In a 65-member family in which the long QT syndrome was associated with more marked sinus bradycardia than usual, leading to sinus node dysfunction, Schott et al. (1995) excluded linkage to 3 previously mapped LQT loci on chromosomes 11 (LQT1; 192500), 7 (LQT2; 613688), and 3 (LQT3; 603830). Positive linkage was obtained for markers located on 4q25-q27, with a maximum lod score of 7.05 for marker D4S402.

Molecular Genetics

Mohler et al. (2003) sequenced the ankyrin-B gene, which was known to map to the 4q25-q27 region, and identified an A-to-G transition at position 4274 in exon 36, resulting in a glu1425-to-gly substitution (E1425G; 106410.0001), in a patient with long QT syndrome-4.

Mohler et al. (2004) identified 8 unrelated probands harboring 5 different ankyrin-B loss-of-function mutations (106410.0001-106410.0005), 4 of which were previously undescribed, whose clinical features distinguished the cardiac phenotype from classic long QT syndromes. The mutations were localized in the ankyrin-B regulatory domain, which distinguishes function of ankyrin-B from ankyrin-G (ANK3; 600465) in cardiomyocytes.

Mohler et al. (2007) identified 7 novel nonsynonymous variants in ANK2 in patients with a variety of cardiac phenotypes. Four of these variants displayed abnormal activity in cardiomyocytes.

Nomenclature

Splawski (2004) suggested the designation 'sick sinus syndrome associated with bradycardia' for this disorder.

Animal Model

Mohler et al. (2003) reported that mice heterozygous for a null mutation in ankyrin-B were haploinsufficient and displayed arrhythmia similar to humans. Analysis of ECGs and heart rates of unrestrained animals using implanted radiotransmitter electrodes revealed significant similarities in cardiac phenotype between humans with LQT4 and AnkB +/- mice. AnkB +/- mice displayed bradycardia, heart rate variability, and sudden cardiac death. The mutation in ankyrin-B resulted in disruption in the cellular organization of the sodium pump, the sodium/calcium exchanger, and inositol-1,4,5-triphosphate receptors (all ankyrin-B-binding proteins), which reduced the targeting of these proteins to the transverse tubules as well as reducing overall protein level. Ankyrin-B mutation also led to altered calcium ion signaling in adult cardiomyocytes that resulted in extrasystoles, and provided a rationale for the arrhythmia. Thus, Mohler et al. (2003) identified a novel mechanism for cardiac arrhythmia due to abnormal coordination of multiple functionally related ion channels and transporters.
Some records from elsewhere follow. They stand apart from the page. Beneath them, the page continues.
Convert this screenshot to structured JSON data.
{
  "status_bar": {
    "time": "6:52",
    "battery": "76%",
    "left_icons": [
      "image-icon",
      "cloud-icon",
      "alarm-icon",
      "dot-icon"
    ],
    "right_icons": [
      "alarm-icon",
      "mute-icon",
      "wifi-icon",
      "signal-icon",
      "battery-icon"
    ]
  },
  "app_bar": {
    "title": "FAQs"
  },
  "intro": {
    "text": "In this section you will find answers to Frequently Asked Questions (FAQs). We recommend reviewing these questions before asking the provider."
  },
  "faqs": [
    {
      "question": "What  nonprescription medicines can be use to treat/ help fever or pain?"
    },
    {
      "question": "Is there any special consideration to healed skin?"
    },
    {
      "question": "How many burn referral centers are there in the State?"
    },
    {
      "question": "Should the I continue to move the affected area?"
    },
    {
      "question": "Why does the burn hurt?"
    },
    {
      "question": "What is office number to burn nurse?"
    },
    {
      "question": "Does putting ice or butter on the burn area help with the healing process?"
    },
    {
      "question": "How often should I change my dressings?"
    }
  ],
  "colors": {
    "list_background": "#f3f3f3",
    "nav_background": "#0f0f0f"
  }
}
Genotype/Phenotype Correlations

In transfection assays in neonatal mouse cardiomyocytes, Mohler et al. (2007) found that disease-associated human ANK2 mutations caused a range of in vitro phenotypes, with those variants demonstrating the most severe loss of function correlating with the most severe human phenotype. They identified 3 distinct functional classes of ANK2 loss-of-function variants.